The Giver by Louis Lowry
March 12, 2009 at 6:41 am Leave a comment

Lowry, Lois. The Giver. Boston: Houghton Mifflin, 1993.
In a different kind of society, Jonas is about to turn 12 and receive his career assignment for the rest of his life, but what first may seem a paradise comes into question when Jonas meets his new mentor, The Giver.
AWARDS
1994 Newbery Medal
1996 William Allen White Award
American Library Association “Best Book for Young Adults”

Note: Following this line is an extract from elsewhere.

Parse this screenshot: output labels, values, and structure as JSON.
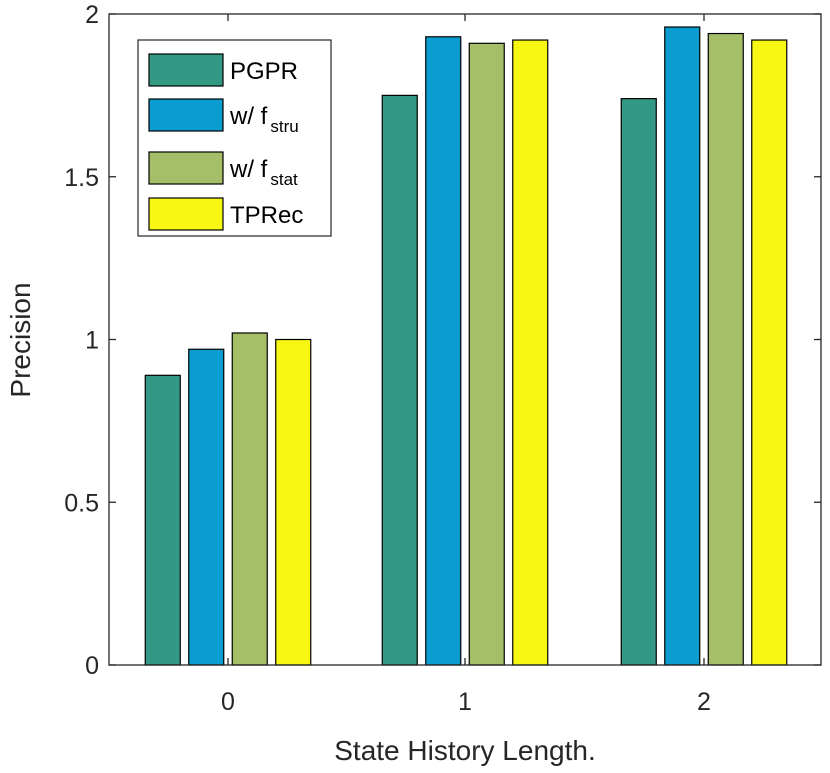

A Boston Globe-Horn Book Honor Book
Winner of the Regina Medal
Booklist Editors’ Choice
A School Library Journal Best Book of the Year
REVIEW
There are no animals anywhere and no one even knows what an animal is. Everyone in Jonas’s community was assigned their career at age 12; if you’re 11 and under, you’re waiting for it to happen. Every morning at breakfast, his family members talk about–or confess to–their dreams, and every night, they are required to talk about their feelings. Everyone follows the rules, because if they don’t, they face the worst fate imaginable: release from the community. On his 12th birthday, Jonas receives a very special assignment: he is to be his community’s Receiver of Memory. But when he meets the elderly old Receiver, now The Giver, he learns what happened to the last 12 assigned to receive, and he knows things he wish he never knew. Just 16-years-old and already a classic, no one can tell you more than The Giver.